Ethical and legal issues, research mandates, patient - related factors, the protracted nature of pregnancy, institutional commitment to research, interdisciplinary research and clinical collaboration, funding support, administration, and the degree of participation of national cardiac and obstetric and gynaecological societies are all barriers to research in pregnancy in developed countries. Due to the problems of obtaining consent, recruiting participants, and following up, even prospective observational studies are difficult to undertake. Misconceptions about research have limited women's participation in research. The longitudinal nature of prospective studies in pregnancy, problems associated with enrolling women before pregnancy and in the first trimester, and failure to understand the commitment required by the patient, as well as many social factors, have all contributed to increased drop-out rates during pregnancy, as well as difficulty with follow-up in the postpartum state. Studies with small sample sizes have been done as a result of these challenges, as well as a failure to augment funding help due to longer study periods than expected. Understanding the reasons for a patient's rejection to engage in research or withdrawal after giving their initial consent should make research participation more appealing to pregnant women [3-4].

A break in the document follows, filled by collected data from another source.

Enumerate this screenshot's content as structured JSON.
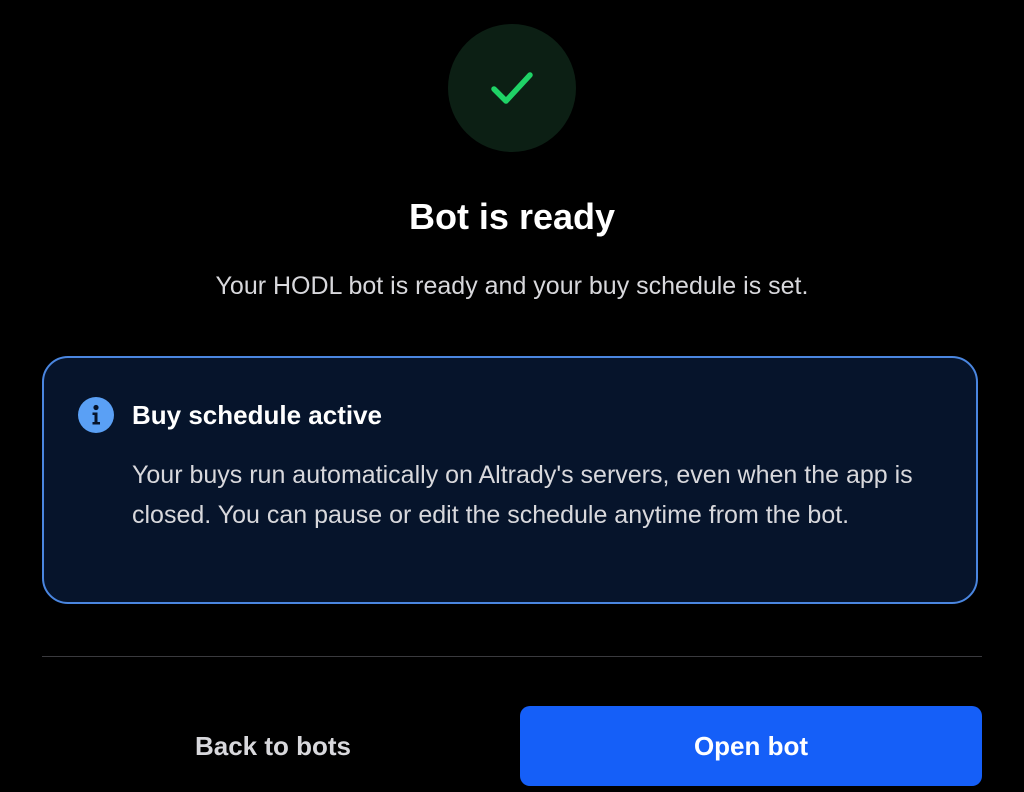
{
  "status": {
    "icon": "checkmark-icon",
    "icon_color": "#1fd266",
    "badge_color": "#0c1f14"
  },
  "header": {
    "title": "Bot is ready",
    "subtitle": "Your HODL bot is ready and your buy schedule is set."
  },
  "info_card": {
    "icon": "info-icon",
    "accent_color": "#4a86e0",
    "title": "Buy schedule active",
    "body": "Your buys run automatically on Altrady's servers, even when the app is closed. You can pause or edit the schedule anytime from the bot."
  },
  "actions": {
    "back_label": "Back to bots",
    "open_label": "Open bot",
    "primary_color": "#155ff8"
  }
}
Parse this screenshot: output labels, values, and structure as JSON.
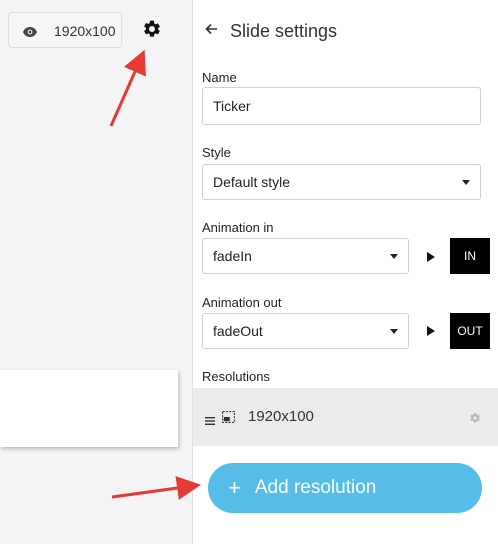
{
  "toolbar": {
    "resolution_label": "1920x100",
    "preview_icon": "eye-icon",
    "settings_icon": "gear-icon"
  },
  "panel": {
    "back_icon": "arrow-left-icon",
    "title": "Slide settings",
    "name_label": "Name",
    "name_value": "Ticker",
    "style_label": "Style",
    "style_value": "Default style",
    "animation_in_label": "Animation in",
    "animation_in_value": "fadeIn",
    "animation_in_button": "IN",
    "animation_out_label": "Animation out",
    "animation_out_value": "fadeOut",
    "animation_out_button": "OUT",
    "resolutions_label": "Resolutions",
    "resolutions": [
      {
        "label": "1920x100"
      }
    ],
    "add_resolution_label": "Add resolution"
  },
  "colors": {
    "accent": "#55bde8",
    "annotation_arrow": "#e53935",
    "button_dark": "#000000"
  }
}
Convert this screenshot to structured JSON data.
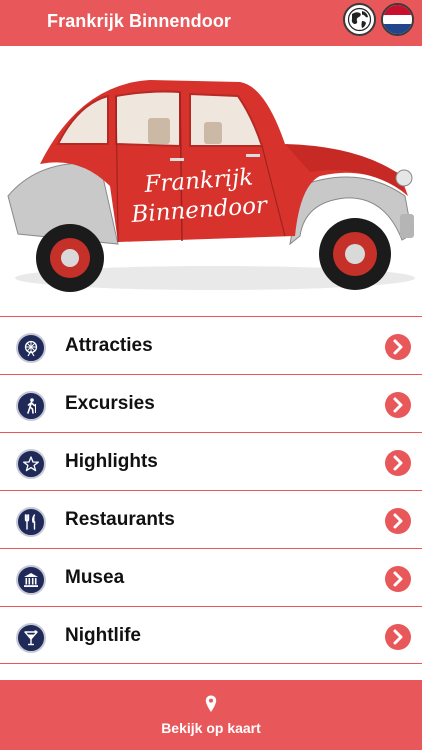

The involvement of national societies in multicenter study planning and funding, inter - departmental and interinstitutional collaboration, institutional and interstitial funding support, and patient incentives are all critical for reducing study duration and ensuring adequate sample sizes for effective pregnancy research. Multicenter prospective study collaboration is more feasible in countries with National Health Service structures, such as those seen in Europe and Canada, than in countries with a fee-for-service system, such as the US. Involvement in prospective multicenter registries, as well as the use of telemedicine and handheld ultrasound technology, could improve clinical care for pregnant women in developing countries while simultaneously providing a platform for research throughout pregnancy . Multicenter and even global registries supported by European cardiac societies have recently arisen, providing much-needed data on pathological diseases such per partum cardiomyopathy and pregnancy in congenital heart disease. Non-US countries are typically excluded from such studies, but emerging countries are increasingly participating. There is a shortage of study in the fields of pregnancy in connective tissue diseases, older women, post-chemo radiation therapy or organ transplantation, and HIV.
The authors declare that there is no conflict of interest associated with this manuscript.